Why Canada may have missed the boat on building a viable LNG industry – by Claudia Cattaneo (Financial Post – May 6, 2017)

http://business.financialpost.com/

“The company now owns the only LNG project out of the 20 or so proposed for
the B.C. coast that is poised for takeoff. The rest are on hold, being
restructured or dropped, casualties of snail-paced government decision-
making, tough regulations, environmental and aboriginal opposition, and
changing market conditions, while the United States has already forged
a formidable LNG industry of its own.”

SQUAMISH, B.C. — The race to build a liquefied natural gas industry in British Columbia has had many twists and turns this decade and could be headed for another sharp one if the May 9 provincial election results in a change in government. But one of the oddest is found by taking a boat across Howe Sound — a network of spectacular fjords just north of Vancouver — to an abandoned pulp mill site on the traditional territory of the Squamish Nation.

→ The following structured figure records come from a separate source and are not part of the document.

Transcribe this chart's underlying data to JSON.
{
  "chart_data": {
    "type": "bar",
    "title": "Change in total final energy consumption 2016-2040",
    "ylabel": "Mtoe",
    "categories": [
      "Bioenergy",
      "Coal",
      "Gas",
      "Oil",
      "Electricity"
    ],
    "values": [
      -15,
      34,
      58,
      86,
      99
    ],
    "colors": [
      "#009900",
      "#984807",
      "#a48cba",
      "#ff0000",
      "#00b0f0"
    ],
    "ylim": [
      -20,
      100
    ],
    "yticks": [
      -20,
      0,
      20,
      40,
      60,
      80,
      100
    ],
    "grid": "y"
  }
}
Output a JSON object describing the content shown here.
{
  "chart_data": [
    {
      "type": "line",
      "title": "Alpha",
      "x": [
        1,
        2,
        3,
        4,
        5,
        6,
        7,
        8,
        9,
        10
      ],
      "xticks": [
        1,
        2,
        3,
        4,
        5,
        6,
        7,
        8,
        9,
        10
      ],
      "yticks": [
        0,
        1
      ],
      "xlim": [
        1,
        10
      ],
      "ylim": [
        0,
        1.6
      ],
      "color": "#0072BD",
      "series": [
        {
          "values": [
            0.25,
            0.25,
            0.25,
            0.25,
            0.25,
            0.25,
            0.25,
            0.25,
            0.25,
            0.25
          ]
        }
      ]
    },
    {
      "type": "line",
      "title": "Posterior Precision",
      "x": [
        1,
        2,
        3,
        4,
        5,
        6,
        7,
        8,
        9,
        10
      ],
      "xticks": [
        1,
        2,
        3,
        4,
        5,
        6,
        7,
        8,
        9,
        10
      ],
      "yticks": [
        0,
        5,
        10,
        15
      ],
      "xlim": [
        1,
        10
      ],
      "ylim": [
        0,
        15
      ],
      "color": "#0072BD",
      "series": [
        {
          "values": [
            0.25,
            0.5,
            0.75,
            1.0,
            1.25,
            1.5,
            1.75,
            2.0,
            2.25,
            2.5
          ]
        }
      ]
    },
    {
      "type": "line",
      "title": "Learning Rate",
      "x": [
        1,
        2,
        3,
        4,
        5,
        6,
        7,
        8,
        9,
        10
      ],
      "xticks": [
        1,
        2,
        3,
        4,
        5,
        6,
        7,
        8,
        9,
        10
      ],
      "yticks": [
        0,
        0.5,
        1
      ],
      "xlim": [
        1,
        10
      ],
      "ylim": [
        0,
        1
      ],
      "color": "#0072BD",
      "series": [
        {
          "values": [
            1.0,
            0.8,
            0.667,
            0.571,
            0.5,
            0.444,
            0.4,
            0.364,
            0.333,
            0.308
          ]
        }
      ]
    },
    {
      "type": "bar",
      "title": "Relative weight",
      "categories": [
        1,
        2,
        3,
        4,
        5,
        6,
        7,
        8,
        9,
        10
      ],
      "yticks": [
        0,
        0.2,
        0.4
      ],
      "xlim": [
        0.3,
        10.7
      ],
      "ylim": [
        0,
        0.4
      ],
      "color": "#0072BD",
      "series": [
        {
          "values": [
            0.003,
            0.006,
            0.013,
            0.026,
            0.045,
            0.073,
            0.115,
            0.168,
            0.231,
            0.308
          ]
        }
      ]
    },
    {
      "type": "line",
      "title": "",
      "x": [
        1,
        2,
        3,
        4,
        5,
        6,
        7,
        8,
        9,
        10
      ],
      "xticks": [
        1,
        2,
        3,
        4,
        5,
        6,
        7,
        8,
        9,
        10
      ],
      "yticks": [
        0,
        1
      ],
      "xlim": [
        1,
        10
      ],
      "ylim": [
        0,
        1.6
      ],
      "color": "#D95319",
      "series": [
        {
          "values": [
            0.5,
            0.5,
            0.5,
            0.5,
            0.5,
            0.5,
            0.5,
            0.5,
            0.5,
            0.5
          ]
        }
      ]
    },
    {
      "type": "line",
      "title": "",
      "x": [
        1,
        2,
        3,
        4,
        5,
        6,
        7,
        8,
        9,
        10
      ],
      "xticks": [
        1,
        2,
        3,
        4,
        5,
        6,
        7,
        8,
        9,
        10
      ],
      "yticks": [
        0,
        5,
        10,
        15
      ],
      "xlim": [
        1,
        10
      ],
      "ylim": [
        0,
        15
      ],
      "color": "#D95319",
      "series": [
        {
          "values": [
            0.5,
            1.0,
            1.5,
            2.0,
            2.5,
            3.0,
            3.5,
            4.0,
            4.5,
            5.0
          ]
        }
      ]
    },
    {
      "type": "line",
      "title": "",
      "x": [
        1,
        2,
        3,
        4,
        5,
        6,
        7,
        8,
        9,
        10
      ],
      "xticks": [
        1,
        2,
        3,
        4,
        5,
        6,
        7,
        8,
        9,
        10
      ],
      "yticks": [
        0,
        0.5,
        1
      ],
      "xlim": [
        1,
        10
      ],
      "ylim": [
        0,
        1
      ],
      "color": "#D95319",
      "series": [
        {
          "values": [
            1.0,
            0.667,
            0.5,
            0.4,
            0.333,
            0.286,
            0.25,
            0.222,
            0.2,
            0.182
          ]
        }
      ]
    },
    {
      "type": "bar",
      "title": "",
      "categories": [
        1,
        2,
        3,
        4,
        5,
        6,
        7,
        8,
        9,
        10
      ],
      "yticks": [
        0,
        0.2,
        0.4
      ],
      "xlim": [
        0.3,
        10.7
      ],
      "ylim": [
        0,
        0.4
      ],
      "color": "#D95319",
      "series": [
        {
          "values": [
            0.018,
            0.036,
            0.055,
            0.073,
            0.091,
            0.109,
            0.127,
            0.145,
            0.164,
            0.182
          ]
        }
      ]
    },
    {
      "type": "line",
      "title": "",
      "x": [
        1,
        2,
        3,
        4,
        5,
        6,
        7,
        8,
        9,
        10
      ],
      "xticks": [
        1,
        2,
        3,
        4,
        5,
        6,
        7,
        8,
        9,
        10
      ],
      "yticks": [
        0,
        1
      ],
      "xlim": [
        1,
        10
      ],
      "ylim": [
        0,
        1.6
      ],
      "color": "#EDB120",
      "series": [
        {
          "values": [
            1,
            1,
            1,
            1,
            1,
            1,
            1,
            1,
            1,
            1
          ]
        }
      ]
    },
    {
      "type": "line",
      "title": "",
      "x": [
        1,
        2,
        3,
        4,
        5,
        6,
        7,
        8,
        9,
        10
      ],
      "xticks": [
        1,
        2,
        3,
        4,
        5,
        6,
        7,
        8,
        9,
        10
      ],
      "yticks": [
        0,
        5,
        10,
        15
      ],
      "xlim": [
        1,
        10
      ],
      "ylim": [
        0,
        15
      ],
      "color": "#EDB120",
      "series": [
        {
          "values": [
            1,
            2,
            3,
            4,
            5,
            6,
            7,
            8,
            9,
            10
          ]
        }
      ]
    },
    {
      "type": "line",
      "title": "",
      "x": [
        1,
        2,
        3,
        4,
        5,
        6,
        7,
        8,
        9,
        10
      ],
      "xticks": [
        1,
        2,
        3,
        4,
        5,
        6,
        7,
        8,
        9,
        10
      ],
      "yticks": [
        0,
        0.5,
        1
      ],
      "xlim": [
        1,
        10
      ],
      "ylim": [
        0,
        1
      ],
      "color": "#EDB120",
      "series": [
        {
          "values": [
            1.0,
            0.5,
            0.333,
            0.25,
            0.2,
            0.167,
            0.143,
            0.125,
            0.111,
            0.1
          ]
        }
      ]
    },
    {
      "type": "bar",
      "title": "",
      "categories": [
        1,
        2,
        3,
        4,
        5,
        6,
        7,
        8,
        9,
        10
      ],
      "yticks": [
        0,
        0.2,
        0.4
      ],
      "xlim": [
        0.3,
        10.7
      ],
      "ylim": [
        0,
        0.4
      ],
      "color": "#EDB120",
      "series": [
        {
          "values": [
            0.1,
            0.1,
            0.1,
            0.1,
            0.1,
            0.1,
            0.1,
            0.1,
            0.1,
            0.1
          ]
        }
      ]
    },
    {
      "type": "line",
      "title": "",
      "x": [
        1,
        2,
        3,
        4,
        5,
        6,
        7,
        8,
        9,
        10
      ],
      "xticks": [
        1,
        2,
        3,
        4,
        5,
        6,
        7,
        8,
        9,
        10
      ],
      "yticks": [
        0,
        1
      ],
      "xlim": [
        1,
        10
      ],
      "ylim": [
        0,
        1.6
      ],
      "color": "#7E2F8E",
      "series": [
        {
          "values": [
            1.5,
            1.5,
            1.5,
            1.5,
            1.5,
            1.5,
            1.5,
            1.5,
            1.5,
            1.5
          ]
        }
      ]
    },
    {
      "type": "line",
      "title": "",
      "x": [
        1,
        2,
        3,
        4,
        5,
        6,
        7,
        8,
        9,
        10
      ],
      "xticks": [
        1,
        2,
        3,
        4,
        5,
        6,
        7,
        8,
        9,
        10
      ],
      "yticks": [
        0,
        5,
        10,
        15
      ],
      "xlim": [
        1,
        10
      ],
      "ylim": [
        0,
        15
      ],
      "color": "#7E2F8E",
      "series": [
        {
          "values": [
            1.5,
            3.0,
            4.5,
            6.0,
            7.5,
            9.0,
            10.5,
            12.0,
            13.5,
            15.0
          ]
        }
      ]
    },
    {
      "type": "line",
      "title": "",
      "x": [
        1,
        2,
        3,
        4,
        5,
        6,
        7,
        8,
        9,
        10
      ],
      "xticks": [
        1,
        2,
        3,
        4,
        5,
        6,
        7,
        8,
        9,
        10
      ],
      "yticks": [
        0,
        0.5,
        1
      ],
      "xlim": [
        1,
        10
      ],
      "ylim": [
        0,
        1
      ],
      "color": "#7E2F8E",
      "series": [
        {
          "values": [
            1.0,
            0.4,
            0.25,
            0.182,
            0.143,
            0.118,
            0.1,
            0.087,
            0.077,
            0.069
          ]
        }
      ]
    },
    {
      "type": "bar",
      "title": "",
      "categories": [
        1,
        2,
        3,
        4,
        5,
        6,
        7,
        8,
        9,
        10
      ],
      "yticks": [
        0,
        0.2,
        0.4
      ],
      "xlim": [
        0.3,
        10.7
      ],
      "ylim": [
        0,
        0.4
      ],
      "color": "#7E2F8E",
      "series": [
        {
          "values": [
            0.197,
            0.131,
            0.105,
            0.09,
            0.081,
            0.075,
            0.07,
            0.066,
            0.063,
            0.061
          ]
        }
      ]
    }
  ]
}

The tranquil area, flanked by mountains and accessible only by water or helicopter, used to house a bustling community of nearly 1,000 people who toiled in one of Canada’s busiest mills, known as Woodfibre, complete with staff housing, bowling alleys and even churches.

The mill was shut down in 2006 after a century of operation, leaving behind significant environmental damage; a cluster of buildings including an ample warehouse, an old power station and storm-damaged docks that either had to be fixed or demolished; and an aboriginal community motivated to see its ancestral land cleaned up and put to good use.

A company that has become known as Woodfibre LNG Ltd. identified the fixer-upper as the ideal location to build a $1.6-billion liquefied natural gas plant, went all out to get support from the surrounding community, and worked out a trailblazing partnership with the Squamish Nation that involved Canada’s first environmental assessment by an aboriginal community.

The company now owns the only LNG project out of the 20 or so proposed for the B.C. coast that is poised for takeoff. The rest are on hold, being restructured or dropped, casualties of snail-paced government decision-making, tough regulations, environmental and aboriginal opposition, and changing market conditions, while the United States has already forged a formidable LNG industry of its own.